Нет, наверное, он никогда не поймет ни грабителя, ни убийцу, не найдет оправдания им, размышлял Большаков. И, поднявшись с бревна, брел, понурившись, по размытой дороге опять к себе в полк, в надоевшую, полную ледяной подпочвенной воды, продымленную землянку.
Глава десятая
1
Суховершино — синее, зеленое в свете луны…
Сейчас за окном вагона промелькнут обгорелые трубы домов, груды битого камня и щебня; опять, как тогда, затеплятся, побегут по кремнистым сугробам лиловые, дымные всполохи отдаленных пожаров…
Сергей Большаков, чуть сощуря глаза и ссутулясь, стоял каменея: он по этой дороге не ездил с войны. И не думал, что все будет так волновать: запах яблок антоновок из давно опустевших садов. Запах теплой, ухоженной сонной скотины от колхозных животноводческих ферм, расположенных где-то поблизости. И все тот же неистребимый, прилетевший из юности, не стареющий и доныне дух железной дороги: запах дыма и каменноугольной гари. Большаков с наслаждением вдыхал его, вспоминая. Он хотел бы внимательней рассмотреть эти быстро мелькающие пейзажи, но, кроме себя самого, отраженного в черном лаке стекла, ничего не увидел: там слоились овалы отражений от ламп, превращаясь в текучие, длинные пятна. Тогда он принялся развинчивать раму окна.

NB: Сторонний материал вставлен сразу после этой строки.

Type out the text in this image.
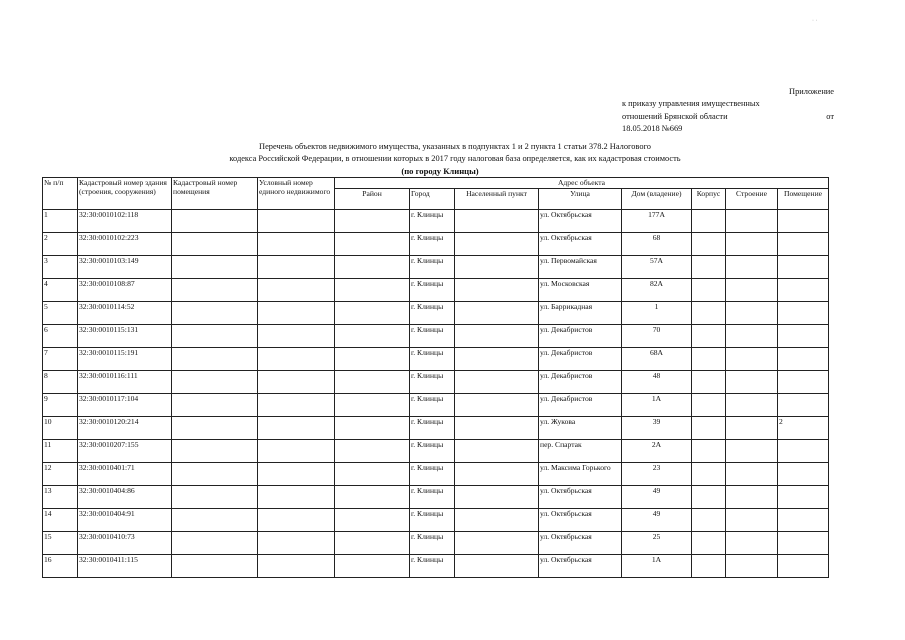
Приложение
к приказу управления имущественных
отношений Брянской области	от
18.05.2018 №669
Перечень объектов недвижимого имущества, указанных в подпунктах 1 и 2 пункта 1 статьи 378.2 Налогового
кодекса Российской Федерации, в отношении которых в 2017 году налоговая база определяется, как их кадастровая стоимость
(по городу Клинцы)
№ п/п	Кадастровый номер здания (строения, сооружения)	Кадастровый номер помещения	Условный номер единого недвижимого	Адрес объекта							
				Район	Город	Населенный пункт	Улица	Дом (владение)	Корпус	Строение	Помещение
1	32:30:0010102:118				г. Клинцы		ул. Октябрьская	177А			
2	32:30:0010102:223				г. Клинцы		ул. Октябрьская	68			
3	32:30:0010103:149				г. Клинцы		ул. Первомайская	57А			
4	32:30:0010108:87				г. Клинцы		ул. Московская	82А			
5	32:30:0010114:52				г. Клинцы		ул. Баррикадная	1			
6	32:30:0010115:131				г. Клинцы		ул. Декабристов	70			
7	32:30:0010115:191				г. Клинцы		ул. Декабристов	68А			
8	32:30:0010116:111				г. Клинцы		ул. Декабристов	48			
9	32:30:0010117:104				г. Клинцы		ул. Декабристов	1А			
10	32:30:0010120:214				г. Клинцы		ул. Жукова	39			2
11	32:30:0010207:155				г. Клинцы		пер. Спартак	2А			
12	32:30:0010401:71				г. Клинцы		ул. Максима Горького	23			
13	32:30:0010404:86				г. Клинцы		ул. Октябрьская	49			
14	32:30:0010404:91				г. Клинцы		ул. Октябрьская	49			
15	32:30:0010410:73				г. Клинцы		ул. Октябрьская	25			
16	32:30:0010411:115				г. Клинцы		ул. Октябрьская	1А			
· ·
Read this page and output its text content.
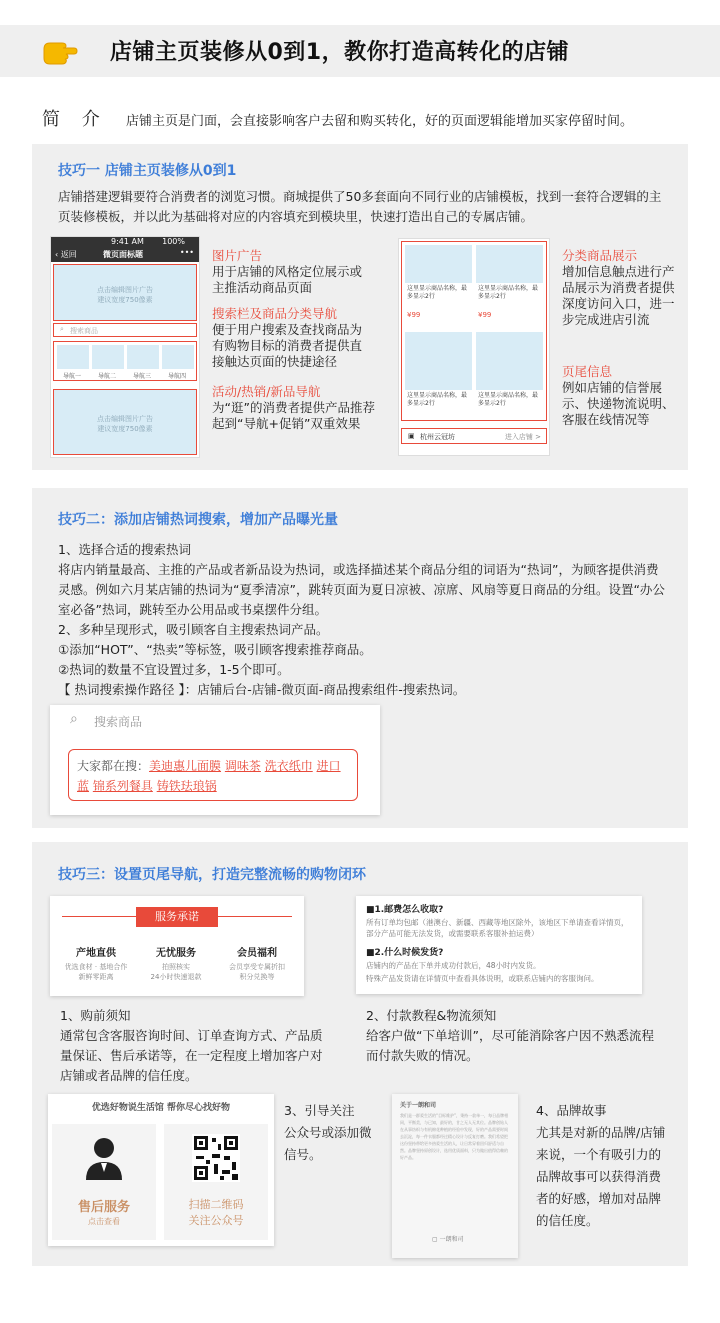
店铺主页装修从0到1，教你打造高转化的店铺
简 介 店铺主页是门面，会直接影响客户去留和购买转化，好的页面逻辑能增加买家停留时间。
技巧一 店铺主页装修从0到1
店铺搭建逻辑要符合消费者的浏览习惯。商城提供了50多套面向不同行业的店铺模板，找到一套符合逻辑的主页装修模板，并以此为基础将对应的内容填充到模块里，快速打造出自己的专属店铺。
9:41 AM 100%
‹ 返回	微页面标题	•••
点击编辑图片广告
建议宽度750像素
⌕ 搜索商品
导航一	导航二	导航三	导航四
点击编辑图片广告
建议宽度750像素
图片广告
用于店铺的风格定位展示或主推活动商品页面
搜索栏及商品分类导航
便于用户搜索及查找商品为有购物目标的消费者提供直接触达页面的快捷途径
活动/热销/新品导航
为“逛”的消费者提供产品推荐起到“导航+促销”双重效果
这里显示商品名称，最多显示2行
¥99
这里显示商品名称，最多显示2行
¥99
这里显示商品名称，最多显示2行
这里显示商品名称，最多显示2行
▣ 杭州云冠坊	进入店铺 >
分类商品展示
增加信息触点进行产品展示为消费者提供深度访问入口，进一步完成进店引流
页尾信息
例如店铺的信誉展示、快递物流说明、客服在线情况等
技巧二：添加店铺热词搜索，增加产品曝光量
1、选择合适的搜索热词
将店内销量最高、主推的产品或者新品设为热词，或选择描述某个商品分组的词语为“热词”，为顾客提供消费灵感。例如六月某店铺的热词为“夏季清凉”，跳转页面为夏日凉被、凉席、风扇等夏日商品的分组。设置“办公室必备”热词，跳转至办公用品或书桌摆件分组。
2、多种呈现形式，吸引顾客自主搜索热词产品。
①添加“HOT”、“热卖”等标签，吸引顾客搜索推荐商品。
②热词的数量不宜设置过多，1-5个即可。
【 热词搜索操作路径 】：店铺后台-店铺-微页面-商品搜索组件-搜索热词。
⌕ 搜索商品
大家都在搜：美迪惠儿面膜 调味茶 洗衣纸巾 进口蓝 锦系列餐具 铸铁珐琅锅
技巧三：设置页尾导航，打造完整流畅的购物闭环
服务承诺
产地直供
优选食材 · 基地合作
新鲜零距离
无忧服务
拍照核实
24小时快速退款
会员福利
会员享受专属折扣
积分兑换等
■1.邮费怎么收取?
所有订单均包邮（港澳台、新疆、西藏等地区除外，该地区下单请查看详情页，部分产品可能无法发货，或需要联系客服补拍运费）
■2.什么时候发货?
店铺内的产品在下单并成功付款后，48小时内发货。
特殊产品发货请在详情页中查看具体说明，或联系店铺内的客服询问。
1、购前须知
通常包含客服咨询时间、订单查询方式、产品质量保证、售后承诺等，在一定程度上增加客户对店铺或者品牌的信任度。
2、付款教程&物流须知
给客户做“下单培训”，尽可能消除客户因不熟悉流程而付款失败的情况。
优选好物说生活馆 帮你尽心找好物
售后服务
点击查看
扫描二维码
关注公众号
3、引导关注
公众号或添加微信号。
关于一朗和司
我们是一群爱生活的“目标维护”，秉持一款单一，每日品牌相同，平衡美，与已知，最好的，甘之无人无其位。品牌创始人在从事纺织与有机棉花种植的经验中发现，好的产品需要时间去沉淀，每一件衣服都经过精心设计与反复打磨。我们希望把这份坚持带给更多热爱生活的人，让日常穿着回归舒适与自然。品牌坚持原创设计，选用优质面料，只为做出值得信赖的好产品。
▢ 一朗和司
4、品牌故事
尤其是对新的品牌/店铺来说，一个有吸引力的品牌故事可以获得消费者的好感，增加对品牌的信任度。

Она чем-то сразу напомнила амбразуру солдатского дота: ледяной чернотой, четким вырезом, что ли, обещавшим всегда только смерть, только холод.
Рама медленно убралась в невидимый выем.
Знобкий ветер, рожденный предзимьем в полях, выжал слезы из глаз Сергея. Он то холодил ему щеки, то приглаживал волосы, то трепал их, шебурша невпопад, и опять осторожно укладывал прядку за прядкой. Большаков сейчас ощутил этот ветер как приветную руку далекого друга.